Les camions de marchandises s’alignent le long de la route dans la ville sénégalaise de Karang, frontalière de la Gambie, pays enclavé dans le Sénégal. Depuis trois mois, aucun véhicule ne passe ici sur décision de transporteurs sénégalais qui réclament de meilleures conditions pour traverser ce territoire.
Une ruelle bordée d’échoppes à Hamdallaye, en territoire gambien, et une barrière métallique à Karang, côté sénégalais, délimitent la frontière entre les deux pays, à une trentaine de kilomètres de Banjul, capitale de la Gambie.
A l’exception de sa façade maritime, cette ex-colonie britannique est incrustée dans le Sénégal, ex-colonie francophone. La Gambie est donc le principal point de passage des Sénégalais quittant le nord de leur pays pour se rendre en Casamance, dans la partie sud. Le blocus transfrontalier, né d’une nouvelle crise sur le prix de cette traversée, est parti de Karang.
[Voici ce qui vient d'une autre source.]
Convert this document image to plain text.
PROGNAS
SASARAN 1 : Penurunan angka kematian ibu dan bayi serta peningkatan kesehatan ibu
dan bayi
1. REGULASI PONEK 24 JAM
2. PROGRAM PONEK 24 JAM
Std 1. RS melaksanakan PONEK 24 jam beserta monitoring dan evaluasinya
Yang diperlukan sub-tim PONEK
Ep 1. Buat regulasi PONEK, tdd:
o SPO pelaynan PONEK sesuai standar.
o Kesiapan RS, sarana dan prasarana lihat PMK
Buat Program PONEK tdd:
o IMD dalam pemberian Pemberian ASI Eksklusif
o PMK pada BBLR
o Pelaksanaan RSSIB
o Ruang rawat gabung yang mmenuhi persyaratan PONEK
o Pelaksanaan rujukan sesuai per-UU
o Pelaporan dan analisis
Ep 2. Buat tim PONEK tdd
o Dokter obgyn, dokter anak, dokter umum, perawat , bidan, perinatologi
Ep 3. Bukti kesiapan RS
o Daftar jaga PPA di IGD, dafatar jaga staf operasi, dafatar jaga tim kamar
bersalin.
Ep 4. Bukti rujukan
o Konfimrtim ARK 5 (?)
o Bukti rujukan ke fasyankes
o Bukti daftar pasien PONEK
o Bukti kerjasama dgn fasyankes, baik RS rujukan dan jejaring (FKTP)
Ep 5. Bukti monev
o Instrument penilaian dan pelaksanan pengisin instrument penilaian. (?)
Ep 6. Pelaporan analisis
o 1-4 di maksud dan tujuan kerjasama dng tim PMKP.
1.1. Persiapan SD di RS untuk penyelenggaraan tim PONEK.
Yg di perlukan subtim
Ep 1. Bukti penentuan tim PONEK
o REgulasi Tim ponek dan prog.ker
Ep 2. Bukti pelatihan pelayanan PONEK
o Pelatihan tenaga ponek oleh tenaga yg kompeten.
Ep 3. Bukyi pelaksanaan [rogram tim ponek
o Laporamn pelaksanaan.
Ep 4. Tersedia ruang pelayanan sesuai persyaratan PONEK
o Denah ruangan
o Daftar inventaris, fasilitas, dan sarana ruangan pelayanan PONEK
Le différend est né de la hausse par la Gambie du prix imposé aux camions entrant sur son territoire, passé de 4.000 à 6.000 francs CFA (de 6 à 9 euros) jusqu’à environ à 400.000 FCFA (près de 610 euros).
“Nous avons été les premiers, à Karang, à fermer la frontière avec la Gambie, le 15 février, après une hausse du prix de la traversée imposé par l’Etat gambien à chaque camion”, proteste auprès de l’AFP Pape Seydou Dianko, un responsable des transporteurs sénégalais et maire d’une commune proche de la Gambie.
La Gambie a annoncé la levée de la mesure mais les transporteurs sénégalais continuent le blocus en posant d’autres exigences. “C’est le sixième blocus depuis 2000 (…), nous exigeons l’ouverture en permanence de la frontière fermée chaque jour de 19H00 à 07H00, et un pont”, réclame M. Dianko, faisant référence à un projet de pont sur le fleuve Gambie pour aller en Casamance prévu depuis plusieurs décennies.
“Le contournement (de la Gambie) est difficile mais c’est le prix à payer à cause des tracasseries policières et douanières en traversant” ce pays, confie de son côté Baby Touré, autre syndicaliste des transports, à Keur Ayib, autre poste frontalier sénégalais.
Un blocus qui oblige les transporteurs sénégalais à faire, selon l’un d’eux, un détour de plus de 500 km, par le sud-est du Sénégal, pour relier la Casamance au nord du pays, notamment Dakar.
– ‘Fatigués par le blocus’ –
Keur Ayib, vidée de son affluence habituelle, vit au rythme des motos et charrettes assurant le déplacement des rares passagers entre les deux pays, à côté de camions et voitures bloqués de part et d’autre de la frontière.
Officiellement, l’Etat du Sénégal n’est pas auteur de ce blocus mais, selon des observateurs, il a laissé faire ses transporteurs pour faire indirectement pression sur la Gambie avec laquelle ses relations sont toujours compliquées.
Après plusieurs rencontres annoncées sans suite, une réunion entre le ministre sénégalais des Affaires étrangères, Mankeur Ndiaye, et la ministre gambienne des Affaires étrangères, Neneh MacDouall Gaye, est finalement prévue à Dakar ce dimanche, annonce samedi un communiqué du ministère sénégalais.
“En Gambie, les gens sont fatigués par le blocus. Beaucoup de produits manquent dont le sel. Il faut vite régler cette situation”, déclare sous couvert d’anonymat l’un des rares Gambiens acceptant de s’exprimer dans la localité de Keur Ayib.
Selon la presse sénégalaise, des denrées et plusieurs produits, dont le fioul pour l’électricité, ont aussi commencé à manquer.
“Mon camion, chargé de tissus, est depuis trois mois bloqué ici (à Keur Ali, village gambien voisin de Keur Ayib). Nous sommes fatigués par ce blocus”, déplore ainsi Modou Guèye, un chauffeur trentenaire.
Pour réduire ses frais, son collègue Cheikh Oumar Niang dit avoir loué un magasin à Keur Ali pour stocker ses marchandises, dont des dattes et des ballons de football, mais son magasin a été cambriolé…
Le blocus nuit aussi aux affaires de Mamadou Cellou Souaré, un cambiste informel quadragénaire et père de sept enfants. “Je reste une semaine sans voir un seul client”, affirme-t-il, tenant en main une liasse de billets, la monnaie gambienne servant aussi dans les échanges dans les zones frontalières au Sénégal.
Sa complainte est partagée par El Hadji Touré, gérant d’un service de transfert d’argent à Keur Ayib. “Mes gains ont chuté de 5.000 FCFA à 2.000 FCFA (de 7,6 à 3,05 euros) par jour”, lâche-t-il, “cette fermeture de la frontière porte préjudice aux Sénégalais et aux Gambiens”.